Before heading into an Intuit share price prediction, let’s have a look into its performance in the past months and years. According to Simply Wall Street’s analysis, Intuit had a 17.7% annual earnings growth over the past five years. Stock prices hit an all-time high closing price of $694.66 on 29 November 2021. It’s 52-week high stock price is $716.86, 35.6% above the current share price (as of 24 January). Share prices have risen 99.9% in the last two years.

Intuit’s stock prices have also been lifted by its strong earnings report. In the fiscal first-quarter 2022 earnings call, the company reported non-GAAP earnings of $1.53 a share, total revenues grew to $2bn, up from $1.3bn the prior year. There was a significant boost from an increase in small business and self-employed group revenue 22% to $1.4bn. Revenues from the online ecosystem grew by 36% to $845m. 

Along with all the continuing solutions and products, the acquisition of Mailchimp could also add to the strong momentum. The company has raised its fiscal year 2022 revenue guidance to 26%-28% growth. 

As of 31 October 2021, Intuit’s cash and investments were at $3.25bn. Intuit repurchased stocks worth $339m during the first-quarter fiscal 2022 along with a quarterly cash dividend of 68 a share payable on 18 January 2022, as with the board’s approval. 

Intuit Price forecast: what are experts saying?

To draw a forecast, let’s look at some Intuit stock analysis. According to Trading View, Intuit’s relative strength index (RSI) is 27.28, which is neutral for the month. However, the moving average convergence divergence (MACD) indicates a ‘sell’. Overall, there is a ‘strong sell’ recommendation on the stock, with 17 analysts recommending ‘sell’ and nine standing ‘neutral’.

As of 24 January 2022, the company holds a Zacks Rank #2 (buy). Zacks predicted sales growth of 51.7% on the previous year and earnings per share (EPS) growth of 49.18% for the same period.

According to Market Beat, based on 24 analysts’ ratings, Intuit is a ‘buy’ stock with a target price of $662.70. In all, 19 analysts have tagged it a ‘buy’ stock – the list includes Deutsche Bank Aktiengesellschaft, Stifel Nicolaus, Jefferies Financial Group, Mizuho, The Goldman Sachs Group, Bank of America, Guggenheim and Argus. Analysts from Credit Suisse Group, William Blair and Royal Bank of Canada expect the stock to ‘outperform’ in the long run.

According to Wallet Investor, the Intuit stock price target could close the year at $668.397. Analysis by Wallet Investor predicted the share prices to reach $781.31 by 2023, climb to $899.84 in 2014, $1,018.08  in 2015 and $1,136.69 in 2026.

Wallet Investor does not provide estimates for 2030, but predicted that Intuit could reach $1,142.19 in early 2027. 

Gov Capital expects the price to close at $1066.35 on 31 December 2023, edge up to $1479.66 by 2024, rise to $1943.59 in 2025 and hit $2407.97 by the end of 2026. However, the company also predicts prices to decline in the next 14 days, given the current trend. These predictions are from algorithms based on deep learning and may fluctuate. 

Please note that these share price predictions are created by algorithms based on past performance and historical data. You should exert caution when reviewing them. These predictions can be affected by many things, such as market trends, partnership deals and strategy implementations. Analysts’ forecasts can be wrong.

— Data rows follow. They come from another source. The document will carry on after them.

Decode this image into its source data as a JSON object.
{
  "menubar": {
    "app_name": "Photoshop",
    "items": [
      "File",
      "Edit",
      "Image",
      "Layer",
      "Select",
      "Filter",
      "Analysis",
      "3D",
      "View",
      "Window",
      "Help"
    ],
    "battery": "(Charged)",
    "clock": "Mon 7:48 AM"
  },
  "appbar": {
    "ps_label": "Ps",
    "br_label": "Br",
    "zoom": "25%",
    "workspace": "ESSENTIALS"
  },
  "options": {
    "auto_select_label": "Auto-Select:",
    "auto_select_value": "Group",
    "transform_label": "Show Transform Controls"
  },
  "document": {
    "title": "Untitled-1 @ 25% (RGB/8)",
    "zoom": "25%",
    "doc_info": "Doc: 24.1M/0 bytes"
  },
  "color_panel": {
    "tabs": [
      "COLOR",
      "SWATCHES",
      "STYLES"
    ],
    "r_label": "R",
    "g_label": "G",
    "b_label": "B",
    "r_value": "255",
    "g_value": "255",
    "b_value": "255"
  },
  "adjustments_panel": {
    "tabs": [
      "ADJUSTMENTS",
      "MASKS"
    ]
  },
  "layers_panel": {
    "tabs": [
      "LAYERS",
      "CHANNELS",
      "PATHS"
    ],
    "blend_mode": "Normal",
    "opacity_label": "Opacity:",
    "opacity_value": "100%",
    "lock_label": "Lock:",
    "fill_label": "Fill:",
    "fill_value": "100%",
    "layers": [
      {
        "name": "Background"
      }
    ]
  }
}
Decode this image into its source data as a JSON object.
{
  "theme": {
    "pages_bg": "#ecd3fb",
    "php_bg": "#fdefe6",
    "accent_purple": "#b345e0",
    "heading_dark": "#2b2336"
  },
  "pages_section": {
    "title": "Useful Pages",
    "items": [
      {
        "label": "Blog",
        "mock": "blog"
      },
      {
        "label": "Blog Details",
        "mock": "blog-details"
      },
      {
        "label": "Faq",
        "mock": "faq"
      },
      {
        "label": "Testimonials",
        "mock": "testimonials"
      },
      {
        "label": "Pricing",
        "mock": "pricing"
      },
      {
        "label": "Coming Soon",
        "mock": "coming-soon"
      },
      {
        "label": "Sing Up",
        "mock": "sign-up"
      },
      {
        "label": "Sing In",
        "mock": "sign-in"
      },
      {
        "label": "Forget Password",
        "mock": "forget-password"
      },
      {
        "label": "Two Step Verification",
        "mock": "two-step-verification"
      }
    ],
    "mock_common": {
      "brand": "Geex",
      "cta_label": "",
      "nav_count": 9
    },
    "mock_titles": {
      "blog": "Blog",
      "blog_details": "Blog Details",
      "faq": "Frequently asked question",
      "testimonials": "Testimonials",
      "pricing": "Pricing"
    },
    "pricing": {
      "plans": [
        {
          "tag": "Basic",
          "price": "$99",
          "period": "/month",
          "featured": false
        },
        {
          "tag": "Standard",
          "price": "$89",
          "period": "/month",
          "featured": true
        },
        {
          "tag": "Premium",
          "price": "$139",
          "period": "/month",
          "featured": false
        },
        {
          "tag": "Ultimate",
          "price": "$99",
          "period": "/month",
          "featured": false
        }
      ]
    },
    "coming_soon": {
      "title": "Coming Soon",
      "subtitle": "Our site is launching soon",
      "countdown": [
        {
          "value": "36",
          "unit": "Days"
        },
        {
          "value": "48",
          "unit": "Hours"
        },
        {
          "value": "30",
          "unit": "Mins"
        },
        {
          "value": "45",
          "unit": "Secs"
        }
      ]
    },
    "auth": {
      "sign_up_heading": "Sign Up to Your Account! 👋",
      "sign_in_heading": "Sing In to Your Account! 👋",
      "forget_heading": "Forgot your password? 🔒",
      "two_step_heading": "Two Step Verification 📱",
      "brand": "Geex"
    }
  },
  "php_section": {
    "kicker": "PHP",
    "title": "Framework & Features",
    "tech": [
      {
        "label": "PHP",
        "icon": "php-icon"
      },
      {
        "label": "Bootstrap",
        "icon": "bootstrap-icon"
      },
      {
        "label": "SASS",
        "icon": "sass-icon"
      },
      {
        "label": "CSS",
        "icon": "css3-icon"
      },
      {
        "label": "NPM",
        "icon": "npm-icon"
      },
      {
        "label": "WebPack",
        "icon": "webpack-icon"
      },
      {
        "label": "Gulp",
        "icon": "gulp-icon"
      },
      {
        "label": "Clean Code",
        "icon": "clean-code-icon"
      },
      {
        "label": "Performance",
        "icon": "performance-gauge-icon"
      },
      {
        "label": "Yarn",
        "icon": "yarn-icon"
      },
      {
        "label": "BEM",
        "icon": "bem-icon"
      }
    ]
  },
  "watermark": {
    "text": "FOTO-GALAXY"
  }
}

You should always do your research before investing, considering market trends, technology trends and market scope. Investors should keep in mind that your decision to trade depends on your attitude to risk, your expertise in the market, the spread of your investment portfolio, and how comfortable you feel about losing money. You should never invest more than you can afford to lose.

FAQs

Is Intuit a good stock to buy?

Entering 2022, Intuit is in a strong position and with its new and popular services in the field of finance and taxation, the company could see continued momentum. Analysts at Market Beat, Zacks and Wallet Investor predict an uptrend. 

Why has the Intuit share price been going down?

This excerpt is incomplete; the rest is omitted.